Joe Louis Clark, the retired New Jersey principal whose story inspired the 1989 film, Lean on Me, has died. Clark, who retired in Gainesville, Fl. was surrounded by family when he passed away on Tuesday (Dec. 29) following a long illness.
He was 82.
A former baseball bat-wielding disciplinarian who worked in education for more than 30 years, Clark was born in Rochelle, Ga. in 1938. His family moved to Newark, N.J. when he was six years old.

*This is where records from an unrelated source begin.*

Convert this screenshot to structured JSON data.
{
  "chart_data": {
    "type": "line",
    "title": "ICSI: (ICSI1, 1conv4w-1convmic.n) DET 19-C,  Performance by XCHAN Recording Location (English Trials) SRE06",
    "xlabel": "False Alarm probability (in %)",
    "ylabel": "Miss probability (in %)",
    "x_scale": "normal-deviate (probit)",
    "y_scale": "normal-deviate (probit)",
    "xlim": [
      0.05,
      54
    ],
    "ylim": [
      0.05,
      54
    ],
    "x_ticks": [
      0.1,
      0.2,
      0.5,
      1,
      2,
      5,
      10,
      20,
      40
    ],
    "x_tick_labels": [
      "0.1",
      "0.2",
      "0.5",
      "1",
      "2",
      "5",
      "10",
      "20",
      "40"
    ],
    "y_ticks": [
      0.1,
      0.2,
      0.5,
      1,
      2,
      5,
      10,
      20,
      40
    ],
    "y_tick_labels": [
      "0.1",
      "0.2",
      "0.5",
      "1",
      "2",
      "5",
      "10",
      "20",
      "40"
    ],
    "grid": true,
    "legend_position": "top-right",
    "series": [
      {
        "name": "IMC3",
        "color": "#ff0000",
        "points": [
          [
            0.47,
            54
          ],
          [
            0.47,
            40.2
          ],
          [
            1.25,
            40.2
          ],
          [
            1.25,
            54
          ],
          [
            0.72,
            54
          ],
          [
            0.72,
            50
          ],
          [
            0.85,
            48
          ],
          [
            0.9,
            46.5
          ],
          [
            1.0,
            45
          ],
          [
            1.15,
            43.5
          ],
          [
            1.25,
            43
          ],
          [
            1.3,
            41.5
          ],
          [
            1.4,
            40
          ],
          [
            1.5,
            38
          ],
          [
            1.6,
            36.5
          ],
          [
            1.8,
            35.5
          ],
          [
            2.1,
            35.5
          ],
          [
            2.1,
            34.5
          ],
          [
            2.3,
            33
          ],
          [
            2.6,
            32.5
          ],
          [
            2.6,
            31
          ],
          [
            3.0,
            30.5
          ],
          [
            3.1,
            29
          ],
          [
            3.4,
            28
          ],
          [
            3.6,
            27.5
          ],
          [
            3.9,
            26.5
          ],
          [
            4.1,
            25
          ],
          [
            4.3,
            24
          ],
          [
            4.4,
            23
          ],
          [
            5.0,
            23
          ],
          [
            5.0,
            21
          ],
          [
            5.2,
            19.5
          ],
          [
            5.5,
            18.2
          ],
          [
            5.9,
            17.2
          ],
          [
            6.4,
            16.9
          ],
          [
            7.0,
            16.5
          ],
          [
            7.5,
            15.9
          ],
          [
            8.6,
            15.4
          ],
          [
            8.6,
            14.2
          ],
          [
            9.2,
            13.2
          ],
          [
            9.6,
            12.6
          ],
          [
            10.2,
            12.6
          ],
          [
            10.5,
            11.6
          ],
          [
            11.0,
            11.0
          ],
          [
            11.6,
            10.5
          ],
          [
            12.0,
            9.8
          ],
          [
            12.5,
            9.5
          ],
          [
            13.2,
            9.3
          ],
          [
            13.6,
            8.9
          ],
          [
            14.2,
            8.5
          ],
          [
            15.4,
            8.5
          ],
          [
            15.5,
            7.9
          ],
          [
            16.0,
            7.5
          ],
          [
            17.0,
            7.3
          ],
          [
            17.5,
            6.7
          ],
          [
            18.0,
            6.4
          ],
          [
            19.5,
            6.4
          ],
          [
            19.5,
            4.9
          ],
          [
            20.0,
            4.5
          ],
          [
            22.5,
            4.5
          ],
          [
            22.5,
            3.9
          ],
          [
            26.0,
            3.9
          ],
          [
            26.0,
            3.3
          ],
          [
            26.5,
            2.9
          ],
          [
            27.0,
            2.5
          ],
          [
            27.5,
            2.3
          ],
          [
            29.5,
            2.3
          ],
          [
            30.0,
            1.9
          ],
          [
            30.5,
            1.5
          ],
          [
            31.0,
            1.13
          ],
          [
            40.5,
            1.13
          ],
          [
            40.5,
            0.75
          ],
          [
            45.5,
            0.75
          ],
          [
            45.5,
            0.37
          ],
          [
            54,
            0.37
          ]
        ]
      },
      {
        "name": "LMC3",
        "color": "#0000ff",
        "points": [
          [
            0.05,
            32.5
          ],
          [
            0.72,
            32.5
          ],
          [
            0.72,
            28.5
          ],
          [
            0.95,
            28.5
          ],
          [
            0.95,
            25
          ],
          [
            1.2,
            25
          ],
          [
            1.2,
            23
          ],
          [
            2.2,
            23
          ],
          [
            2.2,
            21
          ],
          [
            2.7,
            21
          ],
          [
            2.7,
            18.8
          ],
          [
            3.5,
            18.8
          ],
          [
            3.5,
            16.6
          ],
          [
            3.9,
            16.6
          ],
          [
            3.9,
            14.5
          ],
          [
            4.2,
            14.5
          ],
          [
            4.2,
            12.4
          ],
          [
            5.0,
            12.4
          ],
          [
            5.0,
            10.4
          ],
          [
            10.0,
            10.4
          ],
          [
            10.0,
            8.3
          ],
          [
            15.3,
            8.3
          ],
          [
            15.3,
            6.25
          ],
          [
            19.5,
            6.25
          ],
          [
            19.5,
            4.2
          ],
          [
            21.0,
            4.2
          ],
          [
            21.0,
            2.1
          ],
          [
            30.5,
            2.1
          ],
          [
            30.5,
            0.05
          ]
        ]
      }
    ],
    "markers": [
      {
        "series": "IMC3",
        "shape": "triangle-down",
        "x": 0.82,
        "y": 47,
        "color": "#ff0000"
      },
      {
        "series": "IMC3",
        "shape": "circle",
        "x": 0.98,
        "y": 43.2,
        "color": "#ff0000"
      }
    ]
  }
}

After graduating from Newark Central High School, Clark went on to receive his bachelors from William Peterson University. He earned a master’s degree from Seton Hall University, and an honorary doctorate from the U.S. Sports Academy.
Clark’s work as an U.S. Army Reserve Sergeant and Drill instructor inspired his career in education. He started out as a grade school teacher in Paterson, prior to becoming the Director of Camps and Playgrounds in Essex County N.J.
A strict but passionate administrator, Clark turned the once failing P.S. 6 Grammar School into the “Miracle of Carroll Street.”
But Eastside High School was where Clark found his calling. Upon taking over as principal, Clark expelled 300 students in one day for fighting, vandalism, abusing teachers, and drug possession. Though he would roam the hallways with a bat or bullhorn in hand, his unorthodox methods lifted the school’s reputation and changed student morale.
Clark’s story caught the attention of the likes of 60 Minutes, The Aresnio Hall Show and Time Magazine, before Morgan Freeman portrayed him on the big screen.
After Clark retired from Eastside in 1989, he worked as director of a juvenile detention center in Newark for six years. Clark was also author of the book, Laying Down thee Law: Joe Clark’s Strategy for Saving Our Schools.
Apart from making a name for himself in education, Clark’s legacy extends to his children: Olympian and businesswoman Joetta Clark, Olympic Athlete and Director of Sports Business Development for the Bermuda Tourism Authority Hazel Clark, and his son Joe “JJ” Clark Jr., an accomplished athlete and Director of Track and Field and Cross Country at Stanford University.
Preceded in death by his wife, Gloria, Clark is survived by his children, Joetta, Hazel and JJ, and grandchildren Talitha, Jorell, and Hazel.